Una delle pagine più tristi e sanguinose della resistenza italiana
La Bettola (Il dramma della notte di S. Giovanni 1944 – In memoria di tutte le vittime del Nazi – Fascismo), di Roberto Vinceti (Reggio Emilia, Cooperativa Operai Tipografi, 1945).
[Opuscolo dell’archivio di F. M., Scandicci, Firenze)]
L’eccidio della Bettola
di Fabrizio Mugnaini
L’eccidio della Bettola fu una rappresaglia nazista che avvenne nella notte tra il 23 e il 24 giugno 1944 nei pressi della Bettola, una località nel comune di Vezzano sul Crostolo sull’Appennino reggiano. A scatenare la violenza tedesca fu uno scontro con il Distaccamento “Celere”, un gruppo di giovani partigiani che aveva il compito di far saltare il ponte in muratura che collegava la Bettola al comune confinante di Casina, dove era dislocato un presidio della polizia militare della Wehrmacht.
Già un primo fallito tentativo da parte dei “ribelli” aveva messo in allarme i soldati germanici che la sera del 23 giugno erano giunti sul posto con un automezzo allo scopo di impedire ai partigiani di compiere la definitiva distruzione del ponte.
Verso le 22:30 di quella sera ebbe inizio uno scontro durante il quale morirono alcuni tedeschi e i partigiani Enrico Cavicchioni (Comandante “Lupo”), Pasquino Pigoni “Maestro” e Guerrino Orlandini “Drago”. La reazione tedesca fu immediata e, alle 23:15 circa, 50 dei 140 uomini del presidio di Casina partirono dalla caserma e arrivarono alla Bettola autotrasportati.
La rappresaglia iniziò verso l’una della notte: i nazisti circondarono le poche case situate nei pressi del ponte. Prima entrarono nella casa di Liborio Prati e Felicita Prandi, due vecchi di 70 e 74 anni, riunirono la figlia vedova Marianna e la nipotina undicenne Liliana nella camera da letto e aprirono il fuoco contro di loro.

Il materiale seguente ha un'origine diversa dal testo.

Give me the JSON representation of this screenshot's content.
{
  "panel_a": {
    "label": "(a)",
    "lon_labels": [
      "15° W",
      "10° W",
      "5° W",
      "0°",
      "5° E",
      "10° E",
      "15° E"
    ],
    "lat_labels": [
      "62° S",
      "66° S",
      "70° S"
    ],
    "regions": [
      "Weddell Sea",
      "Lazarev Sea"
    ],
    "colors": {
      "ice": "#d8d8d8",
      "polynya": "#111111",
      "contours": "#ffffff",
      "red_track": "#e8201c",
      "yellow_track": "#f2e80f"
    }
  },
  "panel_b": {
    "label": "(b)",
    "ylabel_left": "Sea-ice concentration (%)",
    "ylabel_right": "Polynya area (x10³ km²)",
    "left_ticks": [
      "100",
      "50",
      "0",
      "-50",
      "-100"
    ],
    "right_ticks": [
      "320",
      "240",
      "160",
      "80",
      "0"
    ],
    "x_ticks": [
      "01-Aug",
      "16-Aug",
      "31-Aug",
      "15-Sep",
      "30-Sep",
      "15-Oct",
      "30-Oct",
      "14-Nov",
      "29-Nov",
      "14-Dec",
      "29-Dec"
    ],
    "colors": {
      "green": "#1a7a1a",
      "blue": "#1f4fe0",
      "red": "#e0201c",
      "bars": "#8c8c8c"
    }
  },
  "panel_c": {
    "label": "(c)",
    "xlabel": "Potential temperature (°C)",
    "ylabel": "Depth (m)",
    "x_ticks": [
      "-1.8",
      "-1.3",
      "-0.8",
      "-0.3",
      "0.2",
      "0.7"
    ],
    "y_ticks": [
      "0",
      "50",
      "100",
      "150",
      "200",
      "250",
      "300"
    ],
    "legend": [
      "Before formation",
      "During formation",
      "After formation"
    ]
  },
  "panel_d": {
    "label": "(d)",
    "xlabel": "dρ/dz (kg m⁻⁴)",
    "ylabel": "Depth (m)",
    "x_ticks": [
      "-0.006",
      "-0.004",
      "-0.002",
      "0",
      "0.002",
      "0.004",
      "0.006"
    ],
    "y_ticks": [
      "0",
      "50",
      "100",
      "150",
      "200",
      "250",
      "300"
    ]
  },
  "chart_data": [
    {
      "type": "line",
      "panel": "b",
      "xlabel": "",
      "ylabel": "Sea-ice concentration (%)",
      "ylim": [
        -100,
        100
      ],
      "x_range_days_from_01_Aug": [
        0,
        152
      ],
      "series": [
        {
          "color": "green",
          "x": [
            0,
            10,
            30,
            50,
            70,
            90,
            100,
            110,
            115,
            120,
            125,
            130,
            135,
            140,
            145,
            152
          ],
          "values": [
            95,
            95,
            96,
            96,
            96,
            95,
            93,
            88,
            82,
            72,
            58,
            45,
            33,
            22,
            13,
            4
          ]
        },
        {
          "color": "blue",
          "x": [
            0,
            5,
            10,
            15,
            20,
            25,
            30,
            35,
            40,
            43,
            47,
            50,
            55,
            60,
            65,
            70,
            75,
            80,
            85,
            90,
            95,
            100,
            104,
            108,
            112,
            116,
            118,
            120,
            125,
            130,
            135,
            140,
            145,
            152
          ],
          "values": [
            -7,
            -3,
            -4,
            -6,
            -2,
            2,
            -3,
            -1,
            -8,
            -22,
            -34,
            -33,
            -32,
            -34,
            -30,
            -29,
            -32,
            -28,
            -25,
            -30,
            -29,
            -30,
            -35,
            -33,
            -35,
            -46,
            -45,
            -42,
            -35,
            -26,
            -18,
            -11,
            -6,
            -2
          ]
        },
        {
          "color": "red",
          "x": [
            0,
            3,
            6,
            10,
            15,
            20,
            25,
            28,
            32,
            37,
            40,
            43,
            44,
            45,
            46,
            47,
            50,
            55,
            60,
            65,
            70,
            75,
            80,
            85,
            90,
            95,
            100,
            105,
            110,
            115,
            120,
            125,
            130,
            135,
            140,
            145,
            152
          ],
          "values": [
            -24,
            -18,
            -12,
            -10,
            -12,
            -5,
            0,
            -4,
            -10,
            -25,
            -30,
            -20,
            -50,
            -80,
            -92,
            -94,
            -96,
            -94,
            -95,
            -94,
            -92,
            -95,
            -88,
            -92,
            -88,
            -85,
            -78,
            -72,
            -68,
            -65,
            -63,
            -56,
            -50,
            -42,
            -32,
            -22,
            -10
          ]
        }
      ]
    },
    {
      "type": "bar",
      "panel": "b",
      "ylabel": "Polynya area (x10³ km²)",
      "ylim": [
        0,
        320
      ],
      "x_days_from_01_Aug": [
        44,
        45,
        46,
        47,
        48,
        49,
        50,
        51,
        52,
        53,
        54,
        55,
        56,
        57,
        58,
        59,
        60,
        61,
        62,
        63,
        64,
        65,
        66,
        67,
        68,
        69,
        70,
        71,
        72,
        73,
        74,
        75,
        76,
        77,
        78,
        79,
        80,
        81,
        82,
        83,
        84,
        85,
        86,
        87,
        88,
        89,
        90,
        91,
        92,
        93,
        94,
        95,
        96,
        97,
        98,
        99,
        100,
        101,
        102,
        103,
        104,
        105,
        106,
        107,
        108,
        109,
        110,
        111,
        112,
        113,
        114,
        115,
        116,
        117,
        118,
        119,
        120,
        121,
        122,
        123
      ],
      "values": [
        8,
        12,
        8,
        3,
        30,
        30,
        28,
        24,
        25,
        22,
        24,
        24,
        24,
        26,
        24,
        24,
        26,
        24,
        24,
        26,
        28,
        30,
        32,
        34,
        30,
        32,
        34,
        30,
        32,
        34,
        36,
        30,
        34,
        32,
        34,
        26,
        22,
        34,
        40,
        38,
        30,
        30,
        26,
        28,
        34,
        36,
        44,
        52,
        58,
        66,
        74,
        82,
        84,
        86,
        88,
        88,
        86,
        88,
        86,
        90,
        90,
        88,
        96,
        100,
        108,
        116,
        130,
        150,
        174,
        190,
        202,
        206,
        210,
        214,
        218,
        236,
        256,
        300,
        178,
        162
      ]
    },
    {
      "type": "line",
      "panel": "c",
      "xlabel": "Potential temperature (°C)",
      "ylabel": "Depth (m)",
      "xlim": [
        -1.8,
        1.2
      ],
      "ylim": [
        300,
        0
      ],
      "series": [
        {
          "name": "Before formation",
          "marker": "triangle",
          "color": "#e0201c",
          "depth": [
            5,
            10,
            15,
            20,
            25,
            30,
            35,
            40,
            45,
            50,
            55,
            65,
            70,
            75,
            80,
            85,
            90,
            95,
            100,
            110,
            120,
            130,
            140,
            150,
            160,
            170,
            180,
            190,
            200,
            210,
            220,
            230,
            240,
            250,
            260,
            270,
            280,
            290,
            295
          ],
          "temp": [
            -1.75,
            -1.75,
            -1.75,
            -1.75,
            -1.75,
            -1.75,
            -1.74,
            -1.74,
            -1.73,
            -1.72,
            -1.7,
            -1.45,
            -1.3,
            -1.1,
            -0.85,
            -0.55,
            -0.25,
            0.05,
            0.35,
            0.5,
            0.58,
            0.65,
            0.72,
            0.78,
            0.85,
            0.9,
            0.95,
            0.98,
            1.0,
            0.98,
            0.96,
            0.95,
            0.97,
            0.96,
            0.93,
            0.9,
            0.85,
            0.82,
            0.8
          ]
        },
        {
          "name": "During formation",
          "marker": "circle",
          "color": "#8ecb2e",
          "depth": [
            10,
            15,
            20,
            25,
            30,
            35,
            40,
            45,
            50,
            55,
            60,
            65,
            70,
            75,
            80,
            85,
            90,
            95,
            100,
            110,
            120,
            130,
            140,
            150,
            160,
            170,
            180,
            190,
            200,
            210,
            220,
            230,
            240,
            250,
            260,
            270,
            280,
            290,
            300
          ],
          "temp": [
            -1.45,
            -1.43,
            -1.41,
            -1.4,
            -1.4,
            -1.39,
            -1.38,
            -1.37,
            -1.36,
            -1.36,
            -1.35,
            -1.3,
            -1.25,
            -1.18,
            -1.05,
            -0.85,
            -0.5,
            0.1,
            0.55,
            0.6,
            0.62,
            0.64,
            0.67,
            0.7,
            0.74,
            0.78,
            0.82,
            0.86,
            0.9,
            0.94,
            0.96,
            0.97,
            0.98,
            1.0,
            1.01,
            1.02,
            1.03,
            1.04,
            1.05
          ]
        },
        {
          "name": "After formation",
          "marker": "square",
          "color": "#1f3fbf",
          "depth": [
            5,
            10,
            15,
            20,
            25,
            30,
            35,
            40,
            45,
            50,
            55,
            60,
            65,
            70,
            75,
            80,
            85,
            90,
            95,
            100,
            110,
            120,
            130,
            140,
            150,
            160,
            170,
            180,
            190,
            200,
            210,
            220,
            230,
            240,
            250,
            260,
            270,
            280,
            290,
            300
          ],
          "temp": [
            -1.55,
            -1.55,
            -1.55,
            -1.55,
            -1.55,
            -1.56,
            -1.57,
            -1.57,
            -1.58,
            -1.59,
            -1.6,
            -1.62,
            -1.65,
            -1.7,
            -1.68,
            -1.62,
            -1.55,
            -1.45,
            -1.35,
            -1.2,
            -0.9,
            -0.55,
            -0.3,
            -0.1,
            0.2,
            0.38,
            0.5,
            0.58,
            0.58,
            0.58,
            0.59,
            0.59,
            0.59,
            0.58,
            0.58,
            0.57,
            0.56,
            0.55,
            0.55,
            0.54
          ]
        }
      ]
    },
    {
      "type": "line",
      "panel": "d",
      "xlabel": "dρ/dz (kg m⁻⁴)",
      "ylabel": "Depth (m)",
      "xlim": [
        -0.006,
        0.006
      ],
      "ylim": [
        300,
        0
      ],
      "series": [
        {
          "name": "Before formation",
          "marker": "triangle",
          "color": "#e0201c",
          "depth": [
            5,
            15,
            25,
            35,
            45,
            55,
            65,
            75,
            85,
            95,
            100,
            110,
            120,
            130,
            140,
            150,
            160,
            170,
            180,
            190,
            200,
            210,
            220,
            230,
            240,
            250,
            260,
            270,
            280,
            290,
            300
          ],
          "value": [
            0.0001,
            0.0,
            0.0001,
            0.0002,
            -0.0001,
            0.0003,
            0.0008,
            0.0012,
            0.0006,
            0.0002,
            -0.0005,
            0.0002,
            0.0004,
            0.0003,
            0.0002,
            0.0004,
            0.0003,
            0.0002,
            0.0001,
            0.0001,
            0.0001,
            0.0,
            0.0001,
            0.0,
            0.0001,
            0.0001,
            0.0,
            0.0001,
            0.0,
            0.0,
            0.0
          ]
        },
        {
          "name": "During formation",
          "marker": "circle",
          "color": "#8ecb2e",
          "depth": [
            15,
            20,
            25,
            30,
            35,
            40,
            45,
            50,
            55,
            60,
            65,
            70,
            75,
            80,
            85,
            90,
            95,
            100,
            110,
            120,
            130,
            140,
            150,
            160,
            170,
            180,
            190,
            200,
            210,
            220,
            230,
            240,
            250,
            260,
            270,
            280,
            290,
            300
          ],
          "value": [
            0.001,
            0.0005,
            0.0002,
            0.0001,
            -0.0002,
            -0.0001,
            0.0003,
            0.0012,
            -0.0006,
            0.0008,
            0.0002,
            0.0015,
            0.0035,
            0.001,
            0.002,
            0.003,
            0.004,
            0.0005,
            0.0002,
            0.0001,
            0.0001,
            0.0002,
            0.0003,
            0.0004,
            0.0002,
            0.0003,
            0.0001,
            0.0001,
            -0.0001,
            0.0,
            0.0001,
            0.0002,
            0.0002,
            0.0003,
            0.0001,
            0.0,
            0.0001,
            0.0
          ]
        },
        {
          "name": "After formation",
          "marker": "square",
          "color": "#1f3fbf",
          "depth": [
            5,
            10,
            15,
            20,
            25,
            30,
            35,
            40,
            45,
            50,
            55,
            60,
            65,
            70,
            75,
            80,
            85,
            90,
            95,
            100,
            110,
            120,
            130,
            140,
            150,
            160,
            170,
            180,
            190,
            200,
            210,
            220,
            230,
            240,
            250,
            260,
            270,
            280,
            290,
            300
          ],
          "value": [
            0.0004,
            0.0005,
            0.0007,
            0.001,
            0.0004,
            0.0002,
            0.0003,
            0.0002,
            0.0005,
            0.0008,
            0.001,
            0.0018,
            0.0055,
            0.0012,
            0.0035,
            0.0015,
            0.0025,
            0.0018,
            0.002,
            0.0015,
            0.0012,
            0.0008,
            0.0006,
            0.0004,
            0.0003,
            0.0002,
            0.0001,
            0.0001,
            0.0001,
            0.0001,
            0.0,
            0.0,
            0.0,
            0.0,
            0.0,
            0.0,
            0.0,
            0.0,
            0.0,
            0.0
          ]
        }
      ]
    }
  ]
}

Depredarono e incendiarono la casa. La piccola Liliana riuscì a sopravvivere gettandosi dalla finestra e trascinandosi ferita verso il fiume. Poi i nazisti passarono alla locanda, denominata Antico Albergo Ponte Bettola, dove si fecero aprire la porta dall’oste Romeo Beneventi. Fecero uscire le donne, i bambini e gli uomini: dapprima li costrinsero a rimanere a lungo a terra, poi li divisero in due gruppi per facilitarne l’eliminazione. I primi furono mitragliati, poi ricoperti di tronchi d’albero, cosparsi di benzina e dati alle fiamme per incenerirne i cadaveri.
Coloro che invece erano stati radunati dietro al grosso fabbricato, vennero trucidati a bastonate e a colpi di pistola, quindi gettati anch’essi nel rogo insieme agli altri. Tra di loro fu arso vivo anche Pietro Varini, un bimbo di appena 18 mesi. Altre due giovani donne furono violentate, uccise e anch’esse arse nel fuoco.
Oltre alla piccola Liliana, che il mattino seguente fu trovata da un contadino sul ciglio della strada, riuscirono a salvarsi l’oste, alcuni carrettieri nascosti in cantina e un giovane renitente rifugiatosi in un solaio. Alla fine si contarono 32 morti, in gran parte sfollati dalla città, braccianti, carrettieri di passaggio, uomini, donne e bambini di età compresa tra i 5 e i 74 anni.